Of the outskirts of Cheyenne, he says:—

"The odd fashion in which shanties and sheds—with some private houses here and there—are dotted down anyhow on the plain; their temporary look; the big advertisements; the desolate and homeless appearance of the whole place, all serve to recall the dismal scene that is spread around the Grand Stand on Epsom Downs on the morning after Derby Day, when the revellers have all returned to town.... We drove out to a lake which will no doubt form an ornamental feature in a big park, when the Black Hill miners, gorged with wealth, come back to make Cheyenne a great city."

Mr. Black will be pleased to know that his prophecy has been, to some extent, fulfilled.

Cheyenne is now a most pleasant city. The big park has been formed; the streets are broad, and lined with trees; the houses are well-built; there are stores there which would almost rival Whiteley's or Shoolbred's in the magnitude and variety of their contents, and perhaps surpass them in their outward appearance. The outskirts are now dotted, I might rather say crowded, with very charming "Queen Anne" villas, surrounded by well-laid-out lawns, flower-beds, and creeping foliage, reminding one not so much of Epsom Downs, as of that æsthetic suburb of London known as Bedford Park, only that the houses are larger and better built, and in their furniture display an exuberance of wealth and good taste. There are two fine hotels, several churches and chapels, and a delightful little club-house, where we were most hospitably entertained.

I may add that the place has none of the appearance of vulgar show which "Black Hill miners, gorged with wealth," might be supposed to have given to it; on the contrary, it has an air of quiet respectability not to be seen in many other western cities. The inhabitants are well-educated people, musical and social, and amongst them is a large community of well-bred English people.

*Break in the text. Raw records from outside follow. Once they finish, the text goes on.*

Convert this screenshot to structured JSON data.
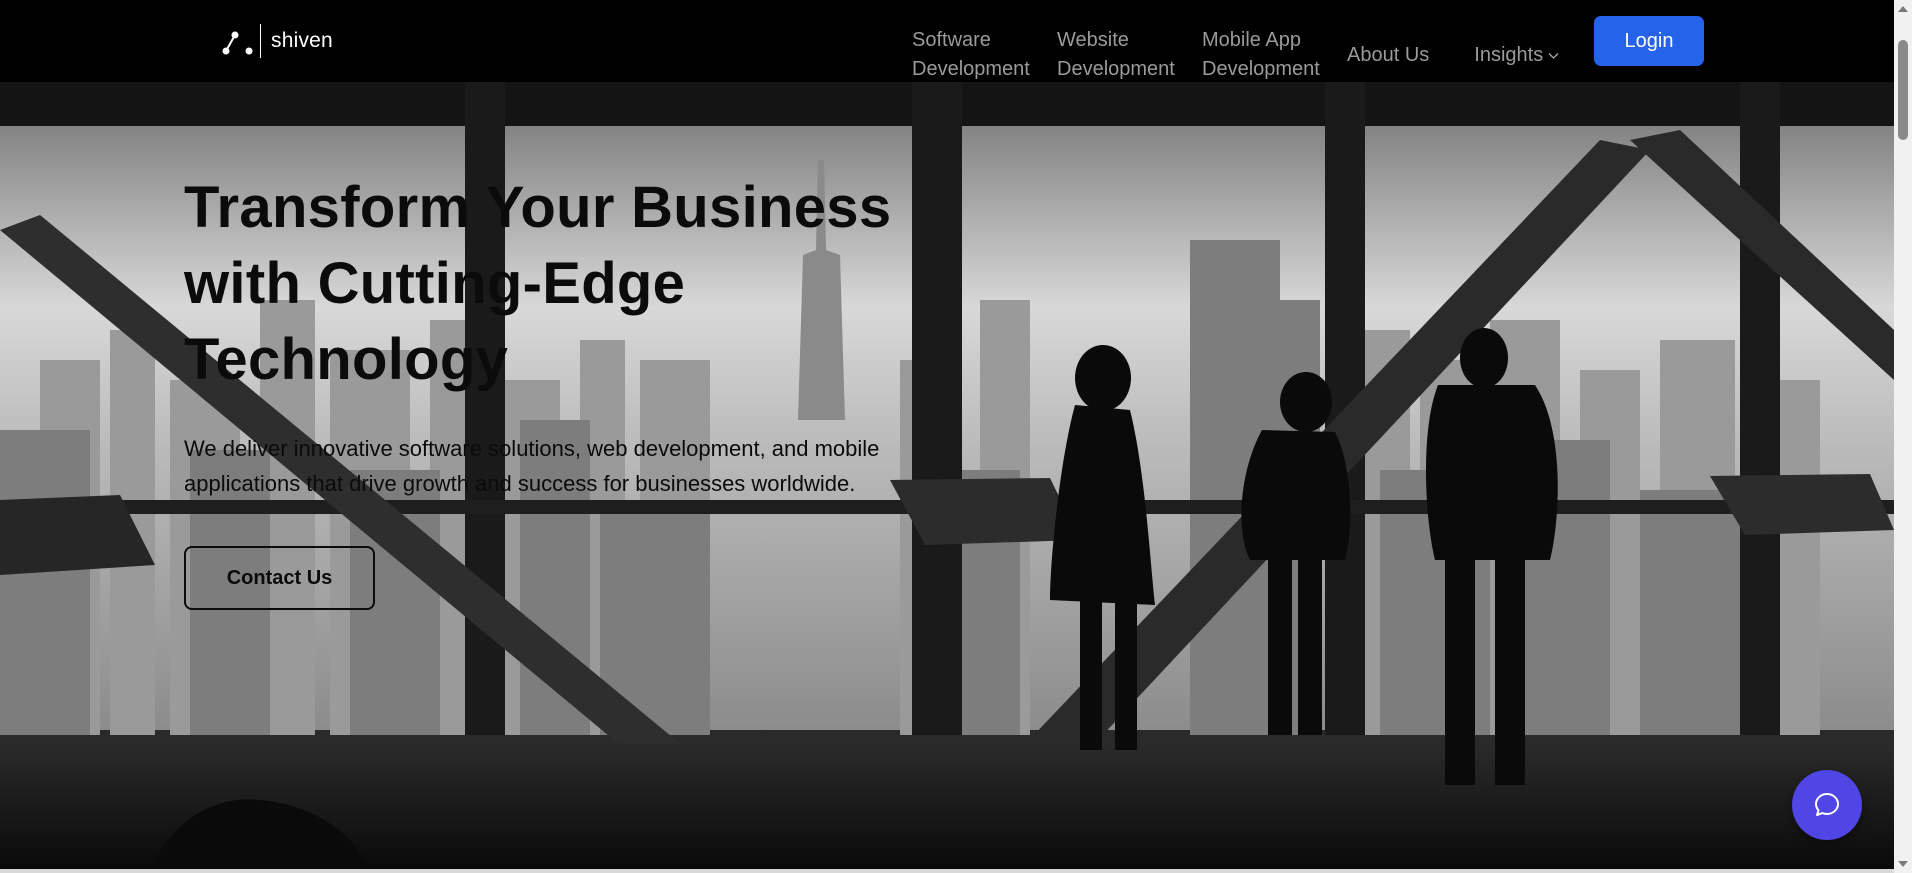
{
  "brand": {
    "name": "shiven"
  },
  "nav": {
    "items": [
      {
        "label": "Software Development"
      },
      {
        "label": "Website Development"
      },
      {
        "label": "Mobile App Development"
      },
      {
        "label": "About Us"
      },
      {
        "label": "Insights"
      }
    ],
    "login_label": "Login"
  },
  "hero": {
    "title": "Transform Your Business with Cutting-Edge Technology",
    "subtitle": "We deliver innovative software solutions, web development, and mobile applications that drive growth and success for businesses worldwide.",
    "cta_label": "Contact Us"
  },
  "icons": {
    "brand": "logo-mark-icon",
    "insights": "chevron-down-icon",
    "chat": "chat-bubble-icon"
  },
  "colors": {
    "navbar_bg": "#000000",
    "login_bg": "#2563eb",
    "chat_bg": "#4f46e5"
  }
}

As I have a personal interest in the matter, I will venture to give another extract from "Green Pastures and Piccadilly."

Mr. Black says that—

"As he was unanimously requested by his party to pay a tribute of gratitude to the clean and comfortable inn at the station, he must now do so; only he must also confess that he was bribed, for the good-natured landlord was pleased, as we sat at supper, to send in to us, with his compliments, a bottle of real French champagne. Good actions should never go unrewarded; so the gentle reader is most earnestly entreated, the first time he goes to Cheyenne, to stay at this inn and give large orders. Moreover, the present writer not wishing to have his conduct in this particular regarded as being too mercenary, would wish to explain that the bottle of champagne in question was, as was subsequently discovered, charged for in the bill and honestly paid for too; but he cannot allow the landlord to be deprived of all credit for his hospitable intentions merely on account of an error on the part of the clerk."